Demonstrating once again that we are indeed in the worst timeline, The New England Patriots defeated the Los Angeles Rams in a 13-3 snoozefest to win Super Bowl LIII. It was the lowest-scoring Super Bowl in history, the longest play was a punt, there just one red zone possession all game, and to add insult to injury, Maroon 5 played the halftime show.
Despite the low score, the game did look like it could have been a decent defensive struggle during the first two quarters. It seemed at first that each team’s defenses were being stout and making good stops, but as the first half started coming to a close, it was clear that both offenses were just very dull.
Then the halftime show happened…I think?
Marron 5, the perfect embodiment of what old corporate suits think “the kids” like, led a disjointed fiasco of a halftime show in which the only highlight was a tribute to Stephen Hillenburg, the creator of SpongeBob SquarePants who passed away in November.
After the halftime show came to a sudden end, the Patriots and the Rams decided they might as well finish the rest of the game. The score remained stuck at 3-3 until the Patriots managed to put a drive together long enough score the only touchdown of the game.

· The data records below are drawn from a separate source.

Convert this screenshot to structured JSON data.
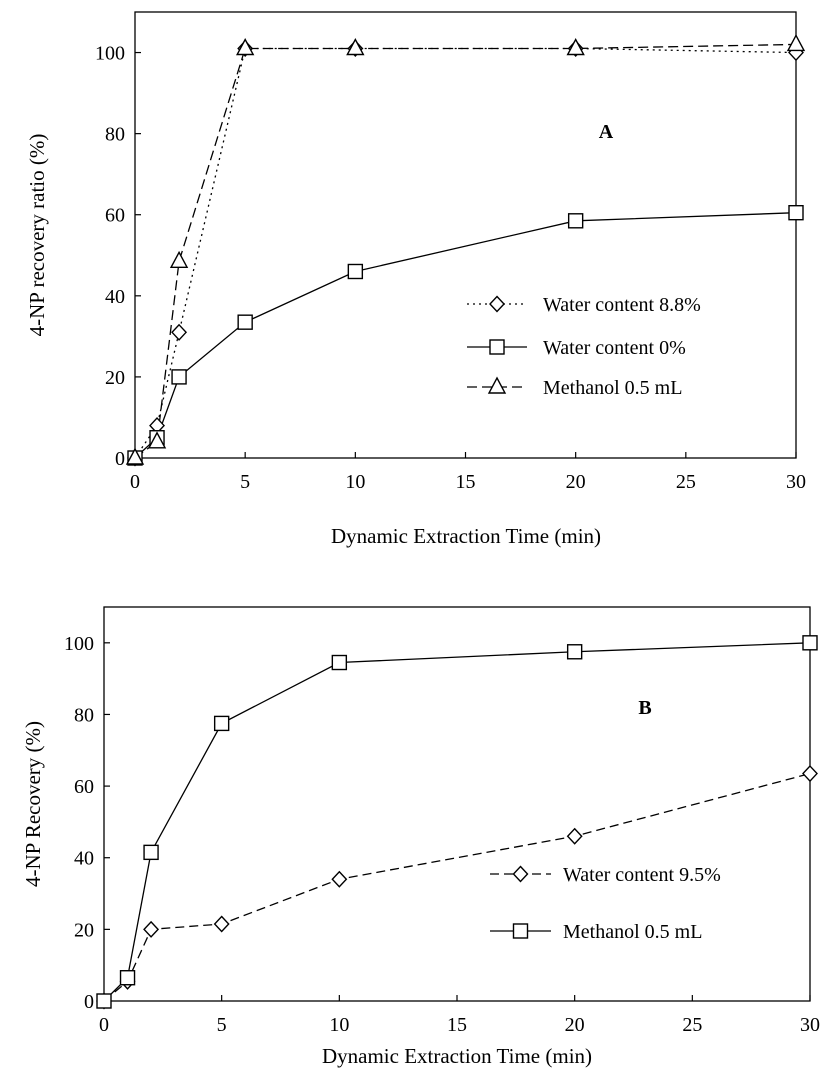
{
  "chart_data": [
    {
      "type": "line",
      "panel_label": "A",
      "xlabel": "Dynamic Extraction Time (min)",
      "ylabel": "4-NP recovery ratio (%)",
      "xlim": [
        0,
        30
      ],
      "ylim": [
        0,
        110
      ],
      "xticks": [
        0,
        5,
        10,
        15,
        20,
        25,
        30
      ],
      "yticks": [
        0,
        20,
        40,
        60,
        80,
        100
      ],
      "grid": false,
      "legend": "lower-right",
      "series": [
        {
          "name": "Water content 8.8%",
          "marker": "diamond",
          "dash": "2,4",
          "x": [
            0,
            1,
            2,
            5,
            10,
            20,
            30
          ],
          "y": [
            0,
            8,
            31,
            101,
            101,
            101,
            100
          ]
        },
        {
          "name": "Water content 0%",
          "marker": "square",
          "dash": "",
          "x": [
            0,
            1,
            2,
            5,
            10,
            20,
            30
          ],
          "y": [
            0,
            5,
            20,
            33.5,
            46,
            58.5,
            60.5
          ]
        },
        {
          "name": "Methanol 0.5 mL",
          "marker": "triangle",
          "dash": "10,5",
          "x": [
            0,
            1,
            2,
            5,
            10,
            20,
            30
          ],
          "y": [
            0,
            4,
            48.5,
            101,
            101,
            101,
            102
          ]
        }
      ]
    },
    {
      "type": "line",
      "panel_label": "B",
      "xlabel": "Dynamic Extraction Time (min)",
      "ylabel": "4-NP Recovery (%)",
      "xlim": [
        0,
        30
      ],
      "ylim": [
        0,
        110
      ],
      "xticks": [
        0,
        5,
        10,
        15,
        20,
        25,
        30
      ],
      "yticks": [
        0,
        20,
        40,
        60,
        80,
        100
      ],
      "grid": false,
      "legend": "lower-right",
      "series": [
        {
          "name": "Water content 9.5%",
          "marker": "diamond",
          "dash": "9,5",
          "x": [
            0,
            1,
            2,
            5,
            10,
            20,
            30
          ],
          "y": [
            0,
            5.5,
            20,
            21.5,
            34,
            46,
            63.5
          ]
        },
        {
          "name": "Methanol 0.5 mL",
          "marker": "square",
          "dash": "",
          "x": [
            0,
            1,
            2,
            5,
            10,
            20,
            30
          ],
          "y": [
            0,
            6.5,
            41.5,
            77.5,
            94.5,
            97.5,
            100
          ]
        }
      ]
    }
  ]
}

The Rams attempted to rally, threatening to put a drive of their own together until Jared Goff threw a dud of a pass that was intercepted at the Patriot’s 4-yard-line. Essentially sealing the deal.
The Patriots winning their 6th Super Bowl title, especially in this manner, was like seeing the spoiled rich kid get the girl at the end of a 90s teen movie. On the bright side; at least it was mercifully short.